British and Irish Butterfly Rarities cover

Lepidoptera Publications

Peter Eeles

Pisces Publications


ISBN: 9781913994105

Reviewed by Richard Harrington

This is a companion volume to Peter Eeles’ wonderful Life Cycles of British and Irish Butterflies and is another beautifully produced triumph. You might think that the first book would feature the most species, but you’d be wrong. There are 59 recognised British and Irish butterflies at present, but Peter documents a further 62 of which feature on the British Isles checklist or its appendix but are not regarded as resident. Mind you, if Peter’s predictions are correct, the number of established species is set to rise. Twenty-three of these 62 are in the main checklist and regarded as ‘rarities’, some being migrants which likely arrive deliberately, some being vagrants which are off course, some being extinct. A further 29 species live too far away to have flown and might have arrived as immatures with imported foods, for example.

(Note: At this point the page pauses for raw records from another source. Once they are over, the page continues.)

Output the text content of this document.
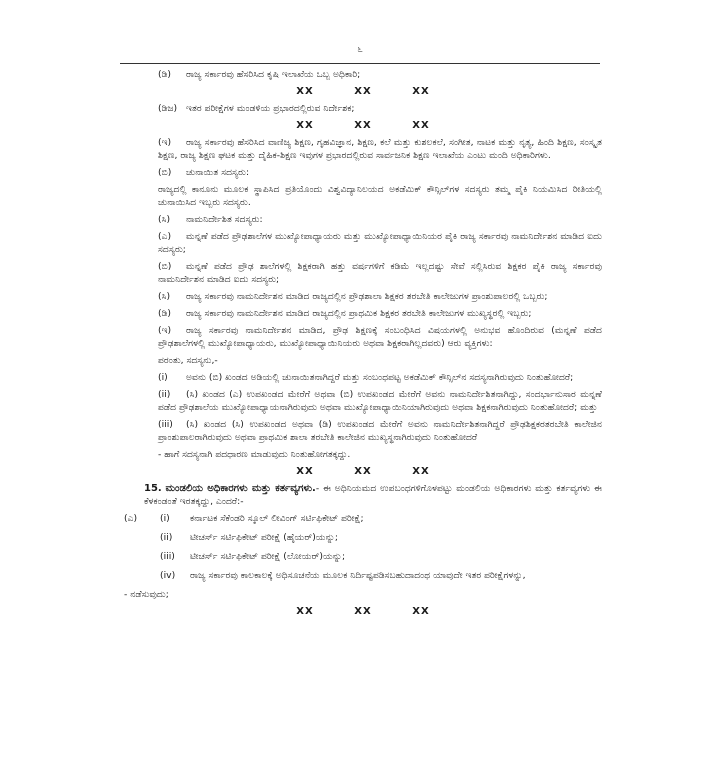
೬

(ಡಿ) ರಾಜ್ಯ ಸರ್ಕಾರವು ಹೆಸರಿಸಿದ ಕೃಷಿ ಇಲಾಖೆಯ ಒಬ್ಬ ಅಧಿಕಾರಿ;

XX	XX	XX

(ಡಿಜ) ಇತರ ಪರೀಕ್ಷೆಗಳ ಮಂಡಳಿಯ ಪ್ರಭಾರದಲ್ಲಿರುವ ನಿರ್ದೇಶಕ;

XX	XX	XX

(ಇ) ರಾಜ್ಯ ಸರ್ಕಾರವು ಹೆಸರಿಸಿದ ವಾಣಿಜ್ಯ ಶಿಕ್ಷಣ, ಗೃಹವಿಜ್ಞಾನ, ಶಿಕ್ಷಣ, ಕಲೆ ಮತ್ತು ಕುಶಲಕಲೆ, ಸಂಗೀತ, ನಾಟಕ ಮತ್ತು ನೃತ್ಯ, ಹಿಂದಿ ಶಿಕ್ಷಣ, ಸಂಸ್ಕೃತ ಶಿಕ್ಷಣ, ರಾಜ್ಯ ಶಿಕ್ಷಣ ಘಟಕ ಮತ್ತು ದೈಹಿಕ-ಶಿಕ್ಷಣ ಇವುಗಳ ಪ್ರಭಾರದಲ್ಲಿರುವ ಸಾರ್ವಜನಿಕ ಶಿಕ್ಷಣ ಇಲಾಖೆಯ ಎಂಟು ಮಂದಿ ಅಧಿಕಾರಿಗಳು.

(ಬಿ) ಚುನಾಯಿತ ಸದಸ್ಯರು:

ರಾಜ್ಯದಲ್ಲಿ ಕಾನೂನು ಮೂಲಕ ಸ್ಥಾಪಿಸಿದ ಪ್ರತಿಯೊಂದು ವಿಶ್ವವಿದ್ಯಾನಿಲಯದ ಅಕಡೆಮಿಕ್ ಕೌನ್ಸಿಲ್‌ಗಳ ಸದಸ್ಯರು ತಮ್ಮ ಪೈಕಿ ನಿಯಮಿಸಿದ ರೀತಿಯಲ್ಲಿ ಚುನಾಯಿಸಿದ ಇಬ್ಬರು ಸದಸ್ಯರು.

(ಸಿ) ನಾಮನಿರ್ದೇಶಿತ ಸದಸ್ಯರು:

(ಎ) ಮನ್ನಣೆ ಪಡೆದ ಪ್ರೌಢಶಾಲೆಗಳ ಮುಖ್ಯೋಪಾಧ್ಯಾಯರು ಮತ್ತು ಮುಖ್ಯೋಪಾಧ್ಯಾಯಿನಿಯರ ಪೈಕಿ ರಾಜ್ಯ ಸರ್ಕಾರವು ನಾಮನಿರ್ದೇಶನ ಮಾಡಿದ ಐದು ಸದಸ್ಯರು;

(ಬಿ) ಮನ್ನಣೆ ಪಡೆದ ಪ್ರೌಢ ಶಾಲೆಗಳಲ್ಲಿ ಶಿಕ್ಷಕರಾಗಿ ಹತ್ತು ವರ್ಷಗಳಿಗೆ ಕಡಿಮೆ ಇಲ್ಲದಷ್ಟು ಸೇವೆ ಸಲ್ಲಿಸಿರುವ ಶಿಕ್ಷಕರ ಪೈಕಿ ರಾಜ್ಯ ಸರ್ಕಾರವು ನಾಮನಿರ್ದೇಶನ ಮಾಡಿದ ಐದು ಸದಸ್ಯರು;

(ಸಿ) ರಾಜ್ಯ ಸರ್ಕಾರವು ನಾಮನಿರ್ದೇಶನ ಮಾಡಿದ ರಾಜ್ಯದಲ್ಲಿನ ಪ್ರೌಢಶಾಲಾ ಶಿಕ್ಷಕರ ತರಬೇತಿ ಕಾಲೇಜುಗಳ ಪ್ರಾಂಶುಪಾಲರಲ್ಲಿ ಒಬ್ಬರು;

(ಡಿ) ರಾಜ್ಯ ಸರ್ಕಾರವು ನಾಮನಿರ್ದೇಶನ ಮಾಡಿದ ರಾಜ್ಯದಲ್ಲಿನ ಪ್ರಾಥಮಿಕ ಶಿಕ್ಷಕರ ತರಬೇತಿ ಕಾಲೇಜುಗಳ ಮುಖ್ಯಸ್ಥರಲ್ಲಿ ಇಬ್ಬರು;

(ಇ) ರಾಜ್ಯ ಸರ್ಕಾರವು ನಾಮನಿರ್ದೇಶನ ಮಾಡಿದ, ಪ್ರೌಢ ಶಿಕ್ಷಣಕ್ಕೆ ಸಂಬಂಧಿಸಿದ ವಿಷಯಗಳಲ್ಲಿ ಅನುಭವ ಹೊಂದಿರುವ (ಮನ್ನಣೆ ಪಡೆದ ಪ್ರೌಢಶಾಲೆಗಳಲ್ಲಿ ಮುಖ್ಯೋಪಾಧ್ಯಾಯರು, ಮುಖ್ಯೋಪಾಧ್ಯಾಯಿನಿಯರು ಅಥವಾ ಶಿಕ್ಷಕರಾಗಿಲ್ಲದವರು) ಆರು ವ್ಯಕ್ತಿಗಳು:

ಪರಂತು, ಸದಸ್ಯನು,-

(i) ಅವನು (ಬಿ) ಖಂಡದ ಅಡಿಯಲ್ಲಿ ಚುನಾಯಿತನಾಗಿದ್ದರೆ ಮತ್ತು ಸಂಬಂಧಪಟ್ಟ ಅಕಡೆಮಿಕ್ ಕೌನ್ಸಿಲ್‌ನ ಸದಸ್ಯನಾಗಿರುವುದು ನಿಂತುಹೋದರೆ;

(ii) (ಸಿ) ಖಂಡದ (ಎ) ಉಪಖಂಡದ ಮೇರೆಗೆ ಅಥವಾ (ಬಿ) ಉಪಖಂಡದ ಮೇರೆಗೆ ಅವನು ನಾಮನಿರ್ದೇಶಿತನಾಗಿದ್ದು, ಸಂದರ್ಭಾನುಸಾರ ಮನ್ನಣೆ ಪಡೆದ ಪ್ರೌಢಶಾಲೆಯ ಮುಖ್ಯೋಪಾಧ್ಯಾಯನಾಗಿರುವುದು ಅಥವಾ ಮುಖ್ಯೋಪಾಧ್ಯಾಯಿನಿಯಾಗಿರುವುದು ಅಥವಾ ಶಿಕ್ಷಕನಾಗಿರುವುದು ನಿಂತುಹೋದರೆ; ಮತ್ತು

(iii) (ಸಿ) ಖಂಡದ (ಸಿ) ಉಪಖಂಡದ ಅಥವಾ (ಡಿ) ಉಪಖಂಡದ ಮೇರೆಗೆ ಅವನು ನಾಮನಿರ್ದೇಶಿತನಾಗಿದ್ದರೆ ಪ್ರೌಢಶಿಕ್ಷಕರತರಬೇತಿ ಕಾಲೇಜಿನ ಪ್ರಾಂಶುಪಾಲರಾಗಿರುವುದು ಅಥವಾ ಪ್ರಾಥಮಿಕ ಶಾಲಾ ತರಬೇತಿ ಕಾಲೇಜಿನ ಮುಖ್ಯಸ್ಥನಾಗಿರುವುದು ನಿಂತುಹೋದರೆ

- ಹಾಗೆ ಸದಸ್ಯನಾಗಿ ಪದಧಾರಣ ಮಾಡುವುದು ನಿಂತುಹೋಗತಕ್ಕದ್ದು.

XX	XX	XX

15. ಮಂಡಲಿಯ ಅಧಿಕಾರಗಳು ಮತ್ತು ಕರ್ತವ್ಯಗಳು.- ಈ ಅಧಿನಿಯಮದ ಉಪಬಂಧಗಳಿಗೊಳಪಟ್ಟು ಮಂಡಲಿಯ ಅಧಿಕಾರಗಳು ಮತ್ತು ಕರ್ತವ್ಯಗಳು ಈ ಕೆಳಕಂಡಂತೆ ಇರತಕ್ಕದ್ದು, ಎಂದರೆ:-

(ಎ)	(i)	ಕರ್ನಾಟಕ ಸೆಕೆಂಡರಿ ಸ್ಕೂಲ್ ಲೀವಿಂಗ್ ಸರ್ಟಿಫಿಕೇಟ್ ಪರೀಕ್ಷೆ;
(ii)	ಟೀಚರ್ಸ್ ಸರ್ಟಿಫಿಕೇಟ್ ಪರೀಕ್ಷೆ (ಹೈಯರ್)ಯನ್ನು;
(iii)	ಟೀಚರ್ಸ್ ಸರ್ಟಿಫಿಕೇಟ್ ಪರೀಕ್ಷೆ (ಲೋಯರ್)ಯನ್ನು;
(iv)	ರಾಜ್ಯ ಸರ್ಕಾರವು ಕಾಲಕಾಲಕ್ಕೆ ಅಧಿಸೂಚನೆಯ ಮೂಲಕ ನಿರ್ದಿಷ್ಟಪಡಿಸಬಹುದಾದಂಥ ಯಾವುದೇ ಇತರ ಪರೀಕ್ಷೆಗಳನ್ನು,

- ನಡೆಸುವುದು;

XX	XX	XX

The remaining ten species are regarded as ‘questionable’ and probably the result of erroneous records. Likely deliberate introductions and escapes from captivity are not included.

For each of the 23 ‘rarities’, Peter provides an introductory paragraph, often describing the origin of its Latin or vernacular name. There are then sections on its distribution, habitat, conservation status, life cycle and a fascinating summary of sightings. Finally, there is an analysis of where it might have come from and whether it might become resident. For the other species, there is a brief account of sightings, where they come from and how they might have got here or, in the case of final ten, why they probably didn’t. Each species is illustrated with Peter’s magnificent photographs, and a few from other people.

The first species described is the Apollo (Parnassius apollo). This is my personal favourite butterfly as it reminds me of happy times in the Swiss Alps and the sheer joy of stumbling across it. It came as a big surprise to learn that it has turned up over here on 20 occasions at locations from the far south of England to the far north of Scotland. Many other species are equally surprising and come with fascinating narratives. The Royal Entomological Society gets a mention in the section on the Black-veined White (Aporia crataegi), an especially fascinating case, as it used to be common in the British Isles and nobody fully understands why it went extinct and has failed to re-establish. At an 1884 meeting of the then Entomological Society of London, J. Jenner Weir expressed his concerns about this butterfly and the decline of butterflies everywhere, perhaps one of the earliest recorded instances of worries over insect declines.

The amount of research that must have gone into this book is truly phenomenal. It is as complete and authoritative an account as you could ever have of those rarities that every British butterfly enthusiast dreams of finding on our shores, and every butterfly ecologist and evolutionist wants to understand better.